People v. O'Keefe
Before: Conret
Synopsis
The facts are stated in the opinion of the court.
CONRET, P. J.
Appeal from the judgment and from an order denying defendant’s motion for a new trial.
[1]
The information is in two counts. The first count charges that on or about the twenty-third day of December, 1920, the defendant unlawfully, feloniously, and burglariously entered a certain dwelling-house in the city of Taft, with the intention then and there to commit the crime of larceny. The second count charges a similar entry of the same house on or about the first day of January, 1921. The verdict of the jury, without particular designation of either count, found the defendant guilty of burglary in the first degree. The judgment, after reciting that the defendant was duly convicted of “the crime of felony, to wit, burglary in two counts,” ordered that the defendant be punished by imprisonment in the state prison of the state of California “for an indeterminate period for the crime of burglary in the first degree.”
Appellant contends that the verdict is defective in this, that it cannot be ascertained therefrom upon which of the counts the jury rendered its verdict, and that this is prejudicial to him for the reason that the verdict cannot pos
[651]
sibly be supported on the second count. Appellant claims— and in this we agree with him—that there is no evidence to show that the burglary charged in the second count was committed in the night-time. This being so, a verdict convicting the defendant of the crime of burglary in the first degree, as charged in the second count, could not be justified by the evidence.
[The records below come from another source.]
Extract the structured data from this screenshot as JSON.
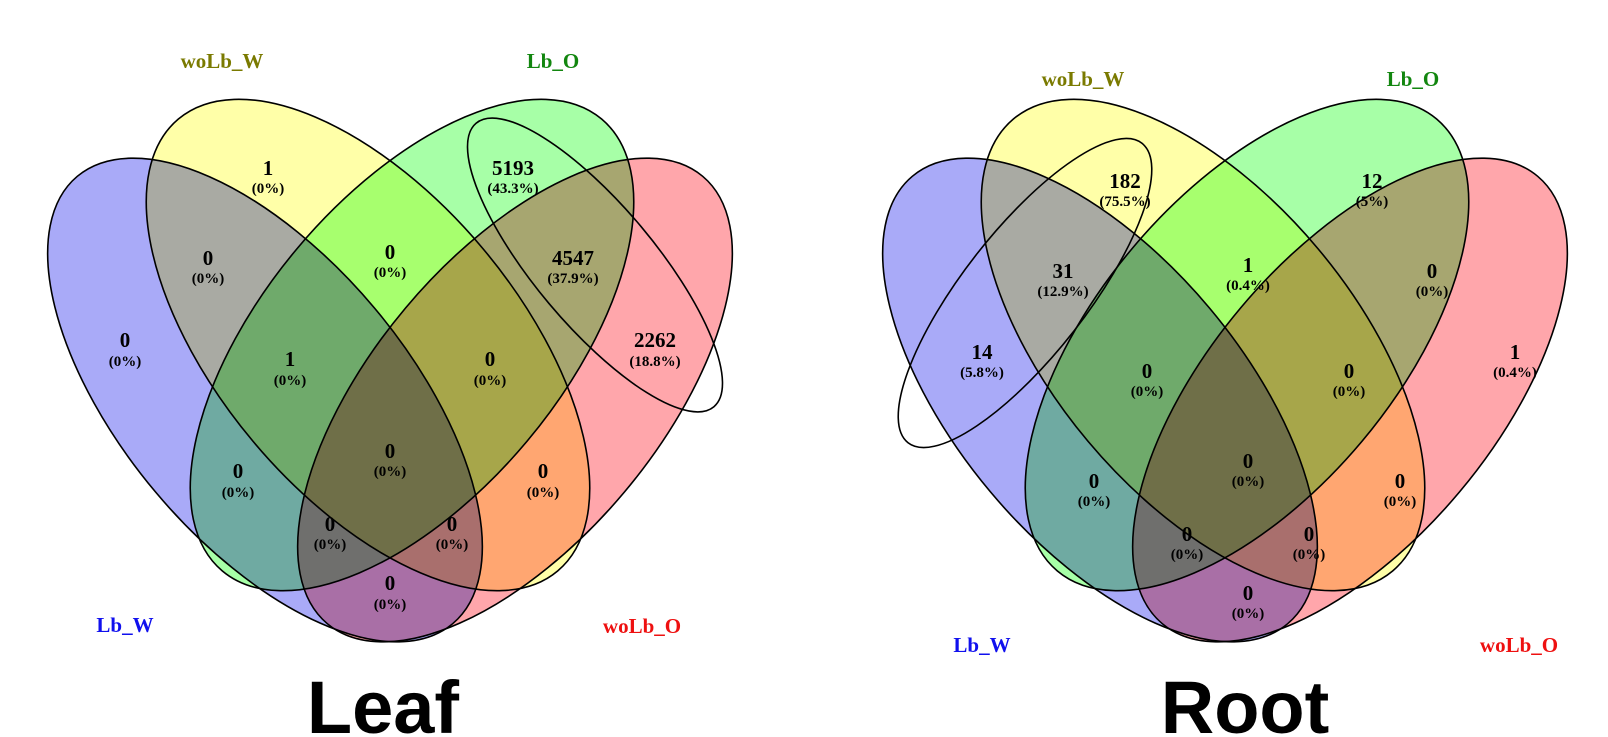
{
  "sets": [
    {
      "name": "Lb_W",
      "color": "#1010ee"
    },
    {
      "name": "woLb_W",
      "color": "#7a7a00"
    },
    {
      "name": "Lb_O",
      "color": "#12860f"
    },
    {
      "name": "woLb_O",
      "color": "#ee1010"
    }
  ],
  "fill_colors": [
    "#a9aaf8",
    "#ffffa8",
    "#a7ffa7",
    "#ffa6ab"
  ],
  "panels": [
    {
      "title": "Leaf",
      "regions": [
        {
          "sets": [
            "Lb_W"
          ],
          "count": "0",
          "pct": "(0%)"
        },
        {
          "sets": [
            "woLb_W"
          ],
          "count": "1",
          "pct": "(0%)"
        },
        {
          "sets": [
            "Lb_O"
          ],
          "count": "5193",
          "pct": "(43.3%)"
        },
        {
          "sets": [
            "woLb_O"
          ],
          "count": "2262",
          "pct": "(18.8%)"
        },
        {
          "sets": [
            "Lb_W",
            "woLb_W"
          ],
          "count": "0",
          "pct": "(0%)"
        },
        {
          "sets": [
            "woLb_W",
            "Lb_O"
          ],
          "count": "0",
          "pct": "(0%)"
        },
        {
          "sets": [
            "Lb_O",
            "woLb_O"
          ],
          "count": "4547",
          "pct": "(37.9%)"
        },
        {
          "sets": [
            "Lb_W",
            "woLb_W",
            "Lb_O"
          ],
          "count": "1",
          "pct": "(0%)"
        },
        {
          "sets": [
            "woLb_W",
            "Lb_O",
            "woLb_O"
          ],
          "count": "0",
          "pct": "(0%)"
        },
        {
          "sets": [
            "Lb_W",
            "woLb_W",
            "Lb_O",
            "woLb_O"
          ],
          "count": "0",
          "pct": "(0%)"
        },
        {
          "sets": [
            "Lb_W",
            "Lb_O"
          ],
          "count": "0",
          "pct": "(0%)"
        },
        {
          "sets": [
            "woLb_W",
            "woLb_O"
          ],
          "count": "0",
          "pct": "(0%)"
        },
        {
          "sets": [
            "Lb_W",
            "Lb_O",
            "woLb_O"
          ],
          "count": "0",
          "pct": "(0%)"
        },
        {
          "sets": [
            "Lb_W",
            "woLb_W",
            "woLb_O"
          ],
          "count": "0",
          "pct": "(0%)"
        },
        {
          "sets": [
            "Lb_W",
            "woLb_O"
          ],
          "count": "0",
          "pct": "(0%)"
        }
      ]
    },
    {
      "title": "Root",
      "regions": [
        {
          "sets": [
            "Lb_W"
          ],
          "count": "14",
          "pct": "(5.8%)"
        },
        {
          "sets": [
            "woLb_W"
          ],
          "count": "182",
          "pct": "(75.5%)"
        },
        {
          "sets": [
            "Lb_O"
          ],
          "count": "12",
          "pct": "(5%)"
        },
        {
          "sets": [
            "woLb_O"
          ],
          "count": "1",
          "pct": "(0.4%)"
        },
        {
          "sets": [
            "Lb_W",
            "woLb_W"
          ],
          "count": "31",
          "pct": "(12.9%)"
        },
        {
          "sets": [
            "woLb_W",
            "Lb_O"
          ],
          "count": "1",
          "pct": "(0.4%)"
        },
        {
          "sets": [
            "Lb_O",
            "woLb_O"
          ],
          "count": "0",
          "pct": "(0%)"
        },
        {
          "sets": [
            "Lb_W",
            "woLb_W",
            "Lb_O"
          ],
          "count": "0",
          "pct": "(0%)"
        },
        {
          "sets": [
            "woLb_W",
            "Lb_O",
            "woLb_O"
          ],
          "count": "0",
          "pct": "(0%)"
        },
        {
          "sets": [
            "Lb_W",
            "woLb_W",
            "Lb_O",
            "woLb_O"
          ],
          "count": "0",
          "pct": "(0%)"
        },
        {
          "sets": [
            "Lb_W",
            "Lb_O"
          ],
          "count": "0",
          "pct": "(0%)"
        },
        {
          "sets": [
            "woLb_W",
            "woLb_O"
          ],
          "count": "0",
          "pct": "(0%)"
        },
        {
          "sets": [
            "Lb_W",
            "Lb_O",
            "woLb_O"
          ],
          "count": "0",
          "pct": "(0%)"
        },
        {
          "sets": [
            "Lb_W",
            "woLb_W",
            "woLb_O"
          ],
          "count": "0",
          "pct": "(0%)"
        },
        {
          "sets": [
            "Lb_W",
            "woLb_O"
          ],
          "count": "0",
          "pct": "(0%)"
        }
      ]
    }
  ]
}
We are of the opinion that the verdict as rendered was a verdict of guilty on both counts. Under section 954 of the Penal Code, the indictment or information may charge two or more different offenses of the same class of crimes or offenses. “The defendant may be convicted of any number of the offenses charged, and each offense upon which the defendant is convicted must be stated in the verdict.” Since evidence was received concerning both charges, and both were submitted to the jury,- we think that the verdict in the form in which it was rendered was a verdict of guilty on both counts.